7g, BIS630mg, Agarose 1600 (manufactured by Wako Tsumugi Pharmaceutical ■) 0.3g, polyacrylamide 2.5g, tris(hydroxymethyl)aminomethane 1.08g, boric acid 0.55g and EDTAφ2Na salt 93mg
Ammonium belloxodisulfate (5% by weight) 1.3 mu as a polymerization initiator was added to a 100 mJ solution consisting of
The material to which MED33JLu was added was molded to a thickness of 0.5 mm to form a polyacrylamide gel film to obtain four types of samples (samples 5 to 8).

A comparative sample was also prepared by directly forming the above polyacrylamide gel film on a PET sheet.

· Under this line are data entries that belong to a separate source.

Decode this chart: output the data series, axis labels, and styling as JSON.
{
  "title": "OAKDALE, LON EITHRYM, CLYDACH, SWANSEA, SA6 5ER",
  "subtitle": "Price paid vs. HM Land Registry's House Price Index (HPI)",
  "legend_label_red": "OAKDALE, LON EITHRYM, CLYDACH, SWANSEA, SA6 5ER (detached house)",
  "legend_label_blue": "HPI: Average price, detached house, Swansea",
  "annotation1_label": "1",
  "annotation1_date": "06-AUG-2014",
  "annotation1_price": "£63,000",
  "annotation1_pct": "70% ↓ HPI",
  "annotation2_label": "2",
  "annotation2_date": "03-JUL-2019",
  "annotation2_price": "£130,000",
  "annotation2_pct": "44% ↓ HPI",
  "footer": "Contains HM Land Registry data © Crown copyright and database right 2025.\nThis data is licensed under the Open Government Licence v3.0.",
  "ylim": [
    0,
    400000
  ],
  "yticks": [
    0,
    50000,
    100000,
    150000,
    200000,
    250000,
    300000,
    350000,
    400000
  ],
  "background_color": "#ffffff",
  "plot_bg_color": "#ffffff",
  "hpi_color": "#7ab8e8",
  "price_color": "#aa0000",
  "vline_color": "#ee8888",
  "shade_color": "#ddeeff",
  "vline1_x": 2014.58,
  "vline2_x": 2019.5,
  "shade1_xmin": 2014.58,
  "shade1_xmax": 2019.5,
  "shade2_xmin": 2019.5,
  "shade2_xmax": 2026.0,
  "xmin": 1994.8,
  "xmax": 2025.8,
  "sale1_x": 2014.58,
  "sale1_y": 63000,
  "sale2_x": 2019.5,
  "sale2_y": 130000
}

Using this gel membrane, a sample obtained by Maxam-Gilbert digestion of P-DNA was subjected to electrophoresis and a DNA base sequencing experiment was performed.After electrophoresis, the gel membrane was subjected to deurea and DNA fixation. For this purpose, the gel film was immersed in a 10% acetic acid aqueous solution for 1 hour.The gel film was dried and then subjected to autoradiography according to a conventional method.

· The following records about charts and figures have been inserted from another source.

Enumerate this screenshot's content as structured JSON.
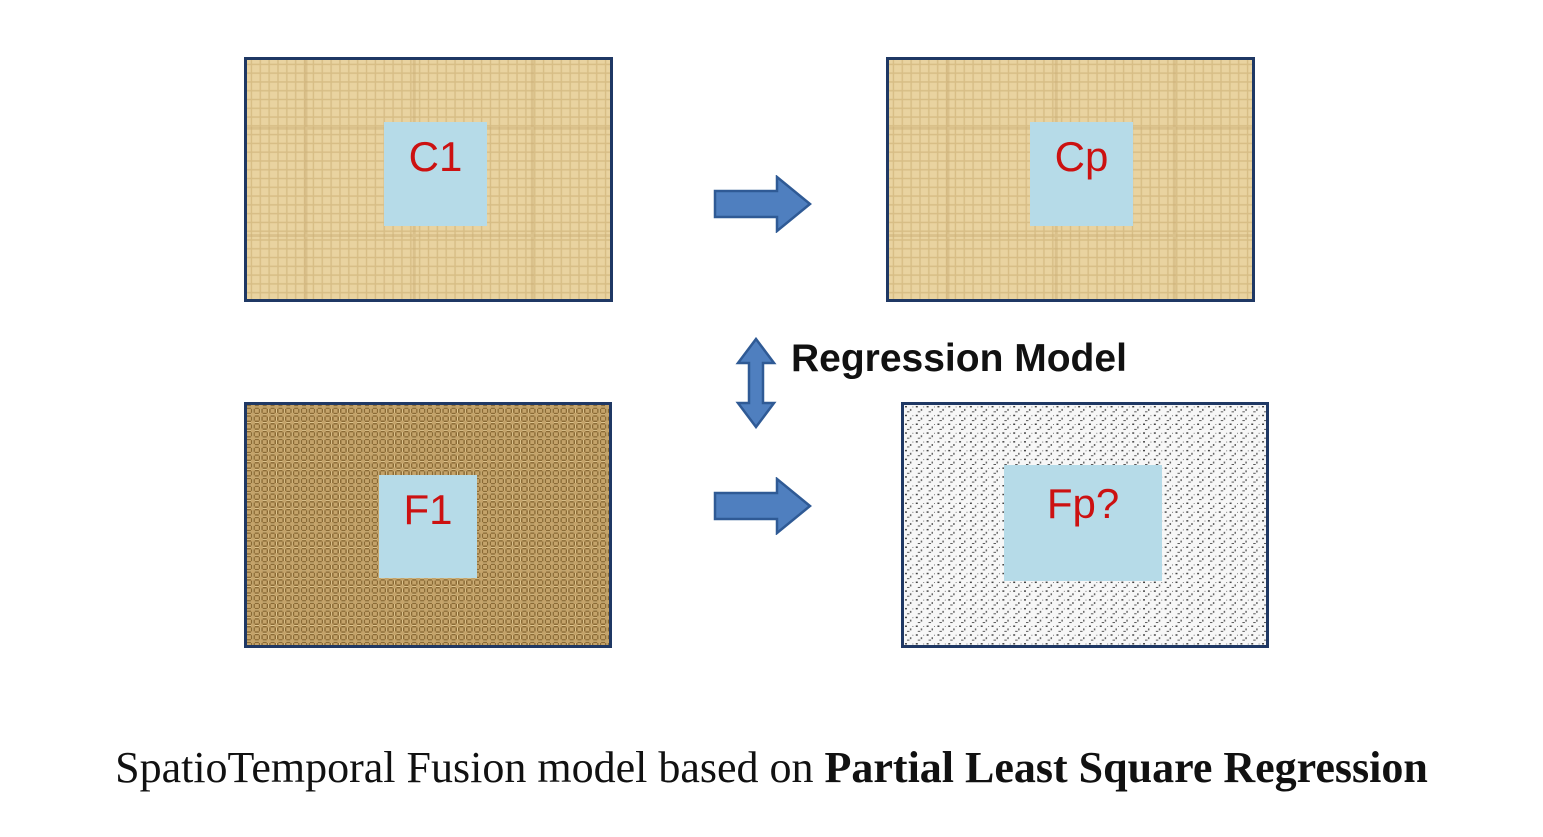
{
  "panels": {
    "c1": {
      "label": "C1"
    },
    "cp": {
      "label": "Cp"
    },
    "f1": {
      "label": "F1"
    },
    "fp": {
      "label": "Fp?"
    }
  },
  "model": {
    "label": "Regression Model"
  },
  "caption": {
    "prefix": "SpatioTemporal Fusion model based on ",
    "bold": "Partial Least Square Regression"
  },
  "colors": {
    "border": "#1f3864",
    "arrow": "#4f7fbf",
    "inset": "#b6dbe8",
    "inset_text": "#cc1111",
    "coarse_texture": "#e9d3a0",
    "fine_texture": "#b8955c"
  },
  "icons": {
    "right_arrow": "right-arrow-icon",
    "double_arrow": "vertical-double-arrow-icon"
  }
}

The state of adhesion between the support and the gel membrane was observed when the gel membrane was immersed in a 10% aqueous acetic acid solution.

The gel film of the comparative sample was completely peeled off from the support.

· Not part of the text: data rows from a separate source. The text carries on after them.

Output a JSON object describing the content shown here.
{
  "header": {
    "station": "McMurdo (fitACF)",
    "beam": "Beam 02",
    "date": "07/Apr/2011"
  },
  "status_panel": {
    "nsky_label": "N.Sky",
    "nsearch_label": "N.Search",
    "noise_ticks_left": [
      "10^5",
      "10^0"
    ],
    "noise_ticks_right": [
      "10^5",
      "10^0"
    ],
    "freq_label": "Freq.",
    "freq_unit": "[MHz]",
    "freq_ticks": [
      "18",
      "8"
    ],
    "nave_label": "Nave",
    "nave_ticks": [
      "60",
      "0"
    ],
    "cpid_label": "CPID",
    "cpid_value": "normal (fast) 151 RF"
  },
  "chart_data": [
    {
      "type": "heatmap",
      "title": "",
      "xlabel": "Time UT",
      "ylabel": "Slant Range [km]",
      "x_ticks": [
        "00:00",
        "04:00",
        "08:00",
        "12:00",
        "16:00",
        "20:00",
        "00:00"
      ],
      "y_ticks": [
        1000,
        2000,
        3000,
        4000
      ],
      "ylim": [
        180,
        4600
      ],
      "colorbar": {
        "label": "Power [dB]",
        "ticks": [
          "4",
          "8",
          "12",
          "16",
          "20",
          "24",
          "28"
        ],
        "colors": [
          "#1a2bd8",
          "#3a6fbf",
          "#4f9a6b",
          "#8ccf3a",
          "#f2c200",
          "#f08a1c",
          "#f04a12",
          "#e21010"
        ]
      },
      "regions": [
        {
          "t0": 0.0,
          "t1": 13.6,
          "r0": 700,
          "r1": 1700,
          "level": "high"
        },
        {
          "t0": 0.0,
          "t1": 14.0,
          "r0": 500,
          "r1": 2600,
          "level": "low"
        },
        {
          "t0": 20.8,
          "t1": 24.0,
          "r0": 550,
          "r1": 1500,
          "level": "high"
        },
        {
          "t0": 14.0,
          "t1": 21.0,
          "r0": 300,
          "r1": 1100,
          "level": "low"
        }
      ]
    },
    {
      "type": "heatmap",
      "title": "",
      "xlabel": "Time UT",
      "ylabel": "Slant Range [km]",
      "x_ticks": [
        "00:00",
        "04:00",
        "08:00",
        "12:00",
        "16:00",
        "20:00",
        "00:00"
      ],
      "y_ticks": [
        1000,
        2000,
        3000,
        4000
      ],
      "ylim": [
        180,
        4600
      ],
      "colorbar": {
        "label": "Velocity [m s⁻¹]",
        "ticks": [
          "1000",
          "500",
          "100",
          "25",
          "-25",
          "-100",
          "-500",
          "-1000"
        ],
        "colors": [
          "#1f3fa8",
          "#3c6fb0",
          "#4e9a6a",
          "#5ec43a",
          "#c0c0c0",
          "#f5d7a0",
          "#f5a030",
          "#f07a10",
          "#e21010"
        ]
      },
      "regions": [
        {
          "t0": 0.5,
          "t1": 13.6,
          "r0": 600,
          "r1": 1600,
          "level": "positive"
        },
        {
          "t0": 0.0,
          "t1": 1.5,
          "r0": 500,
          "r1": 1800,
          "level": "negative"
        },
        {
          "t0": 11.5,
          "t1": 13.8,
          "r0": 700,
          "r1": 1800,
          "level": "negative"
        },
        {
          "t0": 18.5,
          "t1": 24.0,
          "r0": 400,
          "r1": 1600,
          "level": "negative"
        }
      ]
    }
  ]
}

On the other hand, the gel films formed on the adhesive layers of samples 5 to 8 were
All were completely adhered to the support. After further shaking the gel film for 1 hour, we observed the state of adhesion between the gel film and the support, and found that in Sample 1, part of the edge of the gel film had peeled off from the support, but in Samples 6 to 8 ( In the sample of the present invention), the gel film remained uniformly adhered to the support. Separately, after drying the gel membrane, the state of adhesion between it and the support was observed, and it was found that the gel membranes of these samples all adhered well to the support. Furthermore, even after autoradiography treatment, the gel film remained uniformly adhered to the support.
There were no problems with adhesion and good results were shown.

Claims (1)

[Claims] 1. An electrophoretic medium material comprising a three-layer structure in which the following layers are sequentially laminated: [I] Plastic support layer; [II] Grafted derivative containing an amide group of methyl methacrylate macromonomer an adhesive layer formed from; and [III] a polyacrylamide-based aqueous gel formed by crosslinking polymerization of an acrylamide-based compound and a crosslinking agent in the presence of water;
An electrophoretic medium layer comprising a compound having at least one carbamoyl group as a modifier. 2. The electrophoresis medium material according to claim 1, wherein the medium layer further contains a water-soluble polymer and agarose. 3. The electrophoresis medium material according to claim 1 or 2, wherein the denaturing agent is urea or formamide. 4. The electrophoretic medium material according to claim 1 or 2, wherein the support layer is made of a plastic sheet. 5. The electrophoretic medium material according to claim 4, wherein the plastic sheet is made of polyethylene terephthalate. 6. A patent claim characterized in that the adhesive layer formed from the amide group-containing grafted derivative of methyl methacrylate macromonomer is a layer formed substantially only from the amide group-containing grafted derivative of methyl methacrylate macromonomer. The electrophoresis medium material according to item 1. 7. After providing an intermediate layer containing an amide group-containing grafted derivative of a methyl methacrylate macromonomer on a plastic support, at least one acrylamide-based compound and a crosslinking agent are used as modifiers on the intermediate layer. 1. A method for producing an electrophoresis medium material, which comprises cross-linking polymerizing a compound having a carbamoyl group in the presence of water to form a polyacrylamide-based aqueous gel electrophoresis medium layer. 8. The method for producing a medium material for electrophoresis according to claim 7, wherein the medium layer further contains a water-soluble polymer and agarose. 9. The method for producing a medium material for electrophoresis according to claim 7, wherein the denaturing agent is urea or formamide.